Events at the SPAMARAMA

   The featured event was the SPAM Cook-Off with two divisions: Open and Professional. Both Cook-Off divisions showcase SPAM  recipes from chefs, local restaurants and caterers, as well as self-proclaimed SPAM  gourmets. Celebrity judges awarded points and trophies in the categories of taste and showmanship. In addition to the top three prizes in each Cook-Off Division, most contestants yearned to take home the top prize, the SPAMERICA Cup trophy, a “traveling” trophy with the previous 28 winner’s names emblazoned thereon! At the other extreme, there are always a few entrants going purely for the “Worst of Show” trophy. And we continued a popular new “tradition” for the third year, the “People’s Choice” award!
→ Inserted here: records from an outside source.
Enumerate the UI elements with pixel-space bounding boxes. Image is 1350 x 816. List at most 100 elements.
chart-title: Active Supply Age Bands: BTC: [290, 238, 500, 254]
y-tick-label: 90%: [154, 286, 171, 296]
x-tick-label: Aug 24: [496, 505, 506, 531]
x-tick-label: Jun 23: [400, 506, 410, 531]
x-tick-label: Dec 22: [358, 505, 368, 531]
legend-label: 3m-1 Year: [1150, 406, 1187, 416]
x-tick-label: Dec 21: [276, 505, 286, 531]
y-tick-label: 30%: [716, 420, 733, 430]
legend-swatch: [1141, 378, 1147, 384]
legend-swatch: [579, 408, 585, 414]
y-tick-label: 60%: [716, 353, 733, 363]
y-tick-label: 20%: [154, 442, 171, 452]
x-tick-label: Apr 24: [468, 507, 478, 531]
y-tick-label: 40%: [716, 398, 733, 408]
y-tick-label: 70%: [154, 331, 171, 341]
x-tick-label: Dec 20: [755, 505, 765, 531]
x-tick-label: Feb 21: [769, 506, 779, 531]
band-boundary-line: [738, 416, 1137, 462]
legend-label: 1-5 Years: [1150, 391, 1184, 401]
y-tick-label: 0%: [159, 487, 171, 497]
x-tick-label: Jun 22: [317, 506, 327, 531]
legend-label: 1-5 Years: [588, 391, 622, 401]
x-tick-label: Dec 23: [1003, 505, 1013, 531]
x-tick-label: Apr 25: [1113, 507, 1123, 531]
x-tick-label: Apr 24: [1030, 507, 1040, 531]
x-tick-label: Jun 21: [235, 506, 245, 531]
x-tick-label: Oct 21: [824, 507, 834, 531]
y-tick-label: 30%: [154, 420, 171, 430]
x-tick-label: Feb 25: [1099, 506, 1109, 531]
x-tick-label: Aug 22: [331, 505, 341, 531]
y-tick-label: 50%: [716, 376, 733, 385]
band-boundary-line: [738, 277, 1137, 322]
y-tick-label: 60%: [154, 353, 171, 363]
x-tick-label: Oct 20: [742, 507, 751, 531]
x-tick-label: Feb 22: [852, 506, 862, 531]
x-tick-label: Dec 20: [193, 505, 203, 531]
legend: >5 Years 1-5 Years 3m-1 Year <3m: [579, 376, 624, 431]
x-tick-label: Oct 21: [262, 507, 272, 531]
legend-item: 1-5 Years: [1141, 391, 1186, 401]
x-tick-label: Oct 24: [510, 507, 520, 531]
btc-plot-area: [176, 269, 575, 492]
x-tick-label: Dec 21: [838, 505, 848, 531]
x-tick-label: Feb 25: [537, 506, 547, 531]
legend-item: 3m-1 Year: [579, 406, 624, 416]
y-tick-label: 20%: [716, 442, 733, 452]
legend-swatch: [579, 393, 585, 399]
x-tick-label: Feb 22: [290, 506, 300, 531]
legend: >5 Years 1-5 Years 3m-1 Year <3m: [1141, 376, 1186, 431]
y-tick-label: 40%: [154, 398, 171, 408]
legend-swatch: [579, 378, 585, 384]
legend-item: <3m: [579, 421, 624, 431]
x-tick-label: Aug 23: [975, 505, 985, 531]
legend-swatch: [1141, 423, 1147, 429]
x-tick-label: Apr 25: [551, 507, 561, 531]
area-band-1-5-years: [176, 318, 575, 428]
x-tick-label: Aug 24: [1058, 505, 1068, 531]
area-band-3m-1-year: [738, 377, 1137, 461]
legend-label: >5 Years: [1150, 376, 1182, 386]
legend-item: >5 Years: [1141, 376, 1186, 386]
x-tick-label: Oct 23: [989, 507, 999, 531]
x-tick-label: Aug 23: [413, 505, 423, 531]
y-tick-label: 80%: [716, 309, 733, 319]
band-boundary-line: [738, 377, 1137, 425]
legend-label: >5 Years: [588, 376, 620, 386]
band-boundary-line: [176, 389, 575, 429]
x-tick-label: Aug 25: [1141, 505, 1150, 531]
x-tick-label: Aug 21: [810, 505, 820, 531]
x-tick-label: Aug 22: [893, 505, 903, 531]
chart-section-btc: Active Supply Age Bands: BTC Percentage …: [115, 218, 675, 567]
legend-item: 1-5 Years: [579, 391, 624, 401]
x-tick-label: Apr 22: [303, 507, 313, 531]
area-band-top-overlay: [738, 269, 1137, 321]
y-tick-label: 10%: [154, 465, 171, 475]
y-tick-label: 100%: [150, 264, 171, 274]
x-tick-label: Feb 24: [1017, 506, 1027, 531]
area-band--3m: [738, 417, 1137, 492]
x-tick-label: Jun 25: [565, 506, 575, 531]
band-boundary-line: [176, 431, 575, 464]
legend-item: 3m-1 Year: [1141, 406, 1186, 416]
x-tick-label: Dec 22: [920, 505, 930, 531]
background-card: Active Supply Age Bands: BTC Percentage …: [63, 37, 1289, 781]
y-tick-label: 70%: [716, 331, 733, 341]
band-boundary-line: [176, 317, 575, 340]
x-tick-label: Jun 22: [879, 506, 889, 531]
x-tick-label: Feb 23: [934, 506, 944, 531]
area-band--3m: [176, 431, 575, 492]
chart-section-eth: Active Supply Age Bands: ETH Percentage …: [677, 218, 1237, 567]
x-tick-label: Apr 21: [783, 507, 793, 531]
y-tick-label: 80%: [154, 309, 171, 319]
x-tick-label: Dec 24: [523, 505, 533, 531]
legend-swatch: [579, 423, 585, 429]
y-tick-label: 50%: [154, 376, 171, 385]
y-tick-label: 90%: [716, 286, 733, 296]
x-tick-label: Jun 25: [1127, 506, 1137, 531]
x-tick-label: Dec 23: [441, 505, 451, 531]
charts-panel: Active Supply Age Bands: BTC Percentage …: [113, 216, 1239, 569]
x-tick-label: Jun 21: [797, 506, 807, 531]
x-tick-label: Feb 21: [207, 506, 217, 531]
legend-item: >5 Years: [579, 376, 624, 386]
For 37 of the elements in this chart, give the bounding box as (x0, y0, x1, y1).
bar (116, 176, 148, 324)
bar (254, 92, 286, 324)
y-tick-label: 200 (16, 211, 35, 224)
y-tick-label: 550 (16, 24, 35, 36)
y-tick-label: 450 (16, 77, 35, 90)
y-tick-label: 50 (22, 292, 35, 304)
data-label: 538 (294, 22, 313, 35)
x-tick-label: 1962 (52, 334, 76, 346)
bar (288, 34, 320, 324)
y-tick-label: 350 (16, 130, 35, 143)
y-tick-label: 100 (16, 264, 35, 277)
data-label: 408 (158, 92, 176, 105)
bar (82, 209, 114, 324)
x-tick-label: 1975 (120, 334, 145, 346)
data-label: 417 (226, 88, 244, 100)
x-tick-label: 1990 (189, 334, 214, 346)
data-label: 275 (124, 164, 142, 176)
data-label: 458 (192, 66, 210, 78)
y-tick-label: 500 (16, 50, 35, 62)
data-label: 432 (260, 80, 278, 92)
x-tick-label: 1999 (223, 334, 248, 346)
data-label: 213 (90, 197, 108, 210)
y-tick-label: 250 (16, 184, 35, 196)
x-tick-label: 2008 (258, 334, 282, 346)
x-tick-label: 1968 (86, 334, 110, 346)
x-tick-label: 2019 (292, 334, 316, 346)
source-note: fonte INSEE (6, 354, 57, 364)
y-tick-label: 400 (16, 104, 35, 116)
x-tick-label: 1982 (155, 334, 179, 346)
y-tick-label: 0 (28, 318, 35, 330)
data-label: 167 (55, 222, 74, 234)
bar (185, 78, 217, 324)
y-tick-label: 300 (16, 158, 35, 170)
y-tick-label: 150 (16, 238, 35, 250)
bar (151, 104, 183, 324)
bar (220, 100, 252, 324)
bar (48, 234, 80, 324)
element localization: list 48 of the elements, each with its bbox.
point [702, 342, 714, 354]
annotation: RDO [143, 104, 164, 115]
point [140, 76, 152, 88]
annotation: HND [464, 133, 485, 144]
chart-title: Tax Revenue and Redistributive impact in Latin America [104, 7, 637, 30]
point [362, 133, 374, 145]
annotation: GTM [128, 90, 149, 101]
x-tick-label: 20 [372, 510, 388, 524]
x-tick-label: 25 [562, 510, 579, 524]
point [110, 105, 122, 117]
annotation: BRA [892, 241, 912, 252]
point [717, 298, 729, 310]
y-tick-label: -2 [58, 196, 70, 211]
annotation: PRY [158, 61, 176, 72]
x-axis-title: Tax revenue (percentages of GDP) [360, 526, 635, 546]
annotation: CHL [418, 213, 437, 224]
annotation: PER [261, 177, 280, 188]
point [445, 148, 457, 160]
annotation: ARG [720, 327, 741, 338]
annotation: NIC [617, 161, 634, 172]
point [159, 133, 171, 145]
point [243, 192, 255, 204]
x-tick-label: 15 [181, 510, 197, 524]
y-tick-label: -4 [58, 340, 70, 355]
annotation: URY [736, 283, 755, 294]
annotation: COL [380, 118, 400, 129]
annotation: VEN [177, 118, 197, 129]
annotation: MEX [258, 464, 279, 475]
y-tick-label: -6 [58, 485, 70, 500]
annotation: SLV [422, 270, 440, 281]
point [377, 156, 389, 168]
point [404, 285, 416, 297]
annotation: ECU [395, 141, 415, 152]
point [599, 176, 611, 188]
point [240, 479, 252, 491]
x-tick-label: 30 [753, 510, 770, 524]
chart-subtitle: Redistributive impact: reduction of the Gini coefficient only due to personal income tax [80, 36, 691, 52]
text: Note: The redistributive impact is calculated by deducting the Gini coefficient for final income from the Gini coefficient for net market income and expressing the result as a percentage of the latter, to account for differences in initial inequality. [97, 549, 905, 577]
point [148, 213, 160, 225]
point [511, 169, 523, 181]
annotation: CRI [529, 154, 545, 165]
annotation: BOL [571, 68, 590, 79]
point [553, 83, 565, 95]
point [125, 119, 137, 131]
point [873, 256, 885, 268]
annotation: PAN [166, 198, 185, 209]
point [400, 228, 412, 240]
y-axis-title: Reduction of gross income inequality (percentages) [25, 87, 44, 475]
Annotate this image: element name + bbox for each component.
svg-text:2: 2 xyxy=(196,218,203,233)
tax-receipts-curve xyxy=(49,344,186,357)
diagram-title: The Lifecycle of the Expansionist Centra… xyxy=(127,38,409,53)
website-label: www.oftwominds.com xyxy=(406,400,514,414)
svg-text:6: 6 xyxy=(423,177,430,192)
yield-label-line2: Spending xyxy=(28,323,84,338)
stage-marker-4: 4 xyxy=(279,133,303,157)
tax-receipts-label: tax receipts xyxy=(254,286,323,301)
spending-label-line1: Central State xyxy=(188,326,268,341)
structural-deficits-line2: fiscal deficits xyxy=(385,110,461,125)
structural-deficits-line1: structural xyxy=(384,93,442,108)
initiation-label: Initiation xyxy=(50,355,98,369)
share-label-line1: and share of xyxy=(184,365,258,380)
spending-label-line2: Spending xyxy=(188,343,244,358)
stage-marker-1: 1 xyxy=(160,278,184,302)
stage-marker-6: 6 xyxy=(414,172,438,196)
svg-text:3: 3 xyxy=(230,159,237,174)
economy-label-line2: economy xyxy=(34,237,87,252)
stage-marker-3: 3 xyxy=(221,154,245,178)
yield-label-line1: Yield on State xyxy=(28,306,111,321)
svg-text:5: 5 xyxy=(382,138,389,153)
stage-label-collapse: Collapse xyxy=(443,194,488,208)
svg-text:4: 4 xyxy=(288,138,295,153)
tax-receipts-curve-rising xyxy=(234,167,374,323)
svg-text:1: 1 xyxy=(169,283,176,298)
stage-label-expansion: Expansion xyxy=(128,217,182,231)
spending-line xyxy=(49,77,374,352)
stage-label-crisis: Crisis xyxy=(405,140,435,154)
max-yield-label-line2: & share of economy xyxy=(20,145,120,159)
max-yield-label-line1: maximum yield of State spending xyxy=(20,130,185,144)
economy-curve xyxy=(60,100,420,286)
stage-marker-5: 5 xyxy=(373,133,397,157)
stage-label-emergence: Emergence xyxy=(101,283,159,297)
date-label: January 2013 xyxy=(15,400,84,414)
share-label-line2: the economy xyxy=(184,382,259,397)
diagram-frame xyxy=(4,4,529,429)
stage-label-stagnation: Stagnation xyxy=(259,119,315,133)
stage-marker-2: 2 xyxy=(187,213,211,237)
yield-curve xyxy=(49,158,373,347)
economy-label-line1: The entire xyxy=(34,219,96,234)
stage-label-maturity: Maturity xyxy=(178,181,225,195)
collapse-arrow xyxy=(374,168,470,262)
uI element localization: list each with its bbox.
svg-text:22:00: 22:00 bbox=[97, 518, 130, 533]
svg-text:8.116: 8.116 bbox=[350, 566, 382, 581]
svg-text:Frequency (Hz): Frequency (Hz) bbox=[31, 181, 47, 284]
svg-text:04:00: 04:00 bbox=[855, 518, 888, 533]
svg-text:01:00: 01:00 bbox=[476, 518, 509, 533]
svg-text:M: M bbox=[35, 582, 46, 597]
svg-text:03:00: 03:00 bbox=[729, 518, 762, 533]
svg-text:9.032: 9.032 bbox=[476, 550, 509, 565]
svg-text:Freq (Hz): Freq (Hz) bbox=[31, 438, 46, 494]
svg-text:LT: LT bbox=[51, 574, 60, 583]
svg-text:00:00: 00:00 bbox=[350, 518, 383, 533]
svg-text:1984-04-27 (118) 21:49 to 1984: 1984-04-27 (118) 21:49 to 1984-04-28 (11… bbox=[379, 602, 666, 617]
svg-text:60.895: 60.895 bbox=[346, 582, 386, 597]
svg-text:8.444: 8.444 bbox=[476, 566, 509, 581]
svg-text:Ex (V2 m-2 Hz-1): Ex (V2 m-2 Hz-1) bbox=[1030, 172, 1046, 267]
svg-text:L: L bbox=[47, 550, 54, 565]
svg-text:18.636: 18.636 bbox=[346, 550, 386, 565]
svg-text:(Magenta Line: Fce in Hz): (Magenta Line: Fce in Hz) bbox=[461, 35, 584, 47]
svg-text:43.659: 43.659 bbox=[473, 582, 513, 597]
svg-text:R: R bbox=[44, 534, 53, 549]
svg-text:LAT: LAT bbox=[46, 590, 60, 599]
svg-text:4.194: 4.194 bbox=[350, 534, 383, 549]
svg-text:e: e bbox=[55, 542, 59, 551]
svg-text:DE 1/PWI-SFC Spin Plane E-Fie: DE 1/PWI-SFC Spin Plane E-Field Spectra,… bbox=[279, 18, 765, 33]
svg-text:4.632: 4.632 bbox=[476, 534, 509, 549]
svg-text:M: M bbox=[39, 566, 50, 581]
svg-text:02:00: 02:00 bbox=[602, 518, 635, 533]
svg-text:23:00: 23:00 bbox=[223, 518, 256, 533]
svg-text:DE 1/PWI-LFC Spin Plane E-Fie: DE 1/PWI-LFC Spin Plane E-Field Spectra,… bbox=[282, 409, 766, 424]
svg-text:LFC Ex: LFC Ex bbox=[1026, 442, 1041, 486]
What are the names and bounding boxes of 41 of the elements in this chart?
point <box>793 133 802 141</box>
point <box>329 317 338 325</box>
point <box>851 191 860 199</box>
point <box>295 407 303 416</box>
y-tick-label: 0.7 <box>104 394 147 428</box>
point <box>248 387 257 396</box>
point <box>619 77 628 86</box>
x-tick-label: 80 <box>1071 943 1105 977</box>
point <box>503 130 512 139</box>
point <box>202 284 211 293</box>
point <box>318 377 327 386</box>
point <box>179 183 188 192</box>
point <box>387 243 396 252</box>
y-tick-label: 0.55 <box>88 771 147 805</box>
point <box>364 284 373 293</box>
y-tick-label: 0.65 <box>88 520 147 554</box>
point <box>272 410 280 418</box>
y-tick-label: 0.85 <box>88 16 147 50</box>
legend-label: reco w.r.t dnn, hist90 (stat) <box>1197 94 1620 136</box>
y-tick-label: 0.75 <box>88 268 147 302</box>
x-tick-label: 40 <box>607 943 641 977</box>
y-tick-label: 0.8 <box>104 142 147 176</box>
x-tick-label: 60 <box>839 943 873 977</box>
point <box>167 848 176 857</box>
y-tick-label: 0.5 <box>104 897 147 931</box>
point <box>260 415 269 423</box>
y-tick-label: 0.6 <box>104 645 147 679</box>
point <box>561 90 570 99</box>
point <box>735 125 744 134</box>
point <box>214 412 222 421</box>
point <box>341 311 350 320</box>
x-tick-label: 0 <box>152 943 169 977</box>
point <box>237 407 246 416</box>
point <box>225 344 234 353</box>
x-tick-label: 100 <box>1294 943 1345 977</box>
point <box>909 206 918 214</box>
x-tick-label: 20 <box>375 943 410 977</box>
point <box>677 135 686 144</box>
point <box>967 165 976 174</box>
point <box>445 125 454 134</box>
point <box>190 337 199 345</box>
SPAMALYMPICS   The SPAMALYMPICS  featured time-tested events for the 29th annual competition. One’s imagination is the limit when you compete in events such as the SPAM  Disc Shoot, the SPAM  Call (remotely similar to a hog call), the SPAM  Can Relay and the SPAMBURGER Eating Contest.

SPAM JAM Non-stop Austin-based music, the SPAM JAM, will be on stage for the duration of the event, 12 noon until 6 p.m. Some of the bands that are performing are the Uranium Savages, the SowPremes and the Mother Truckers!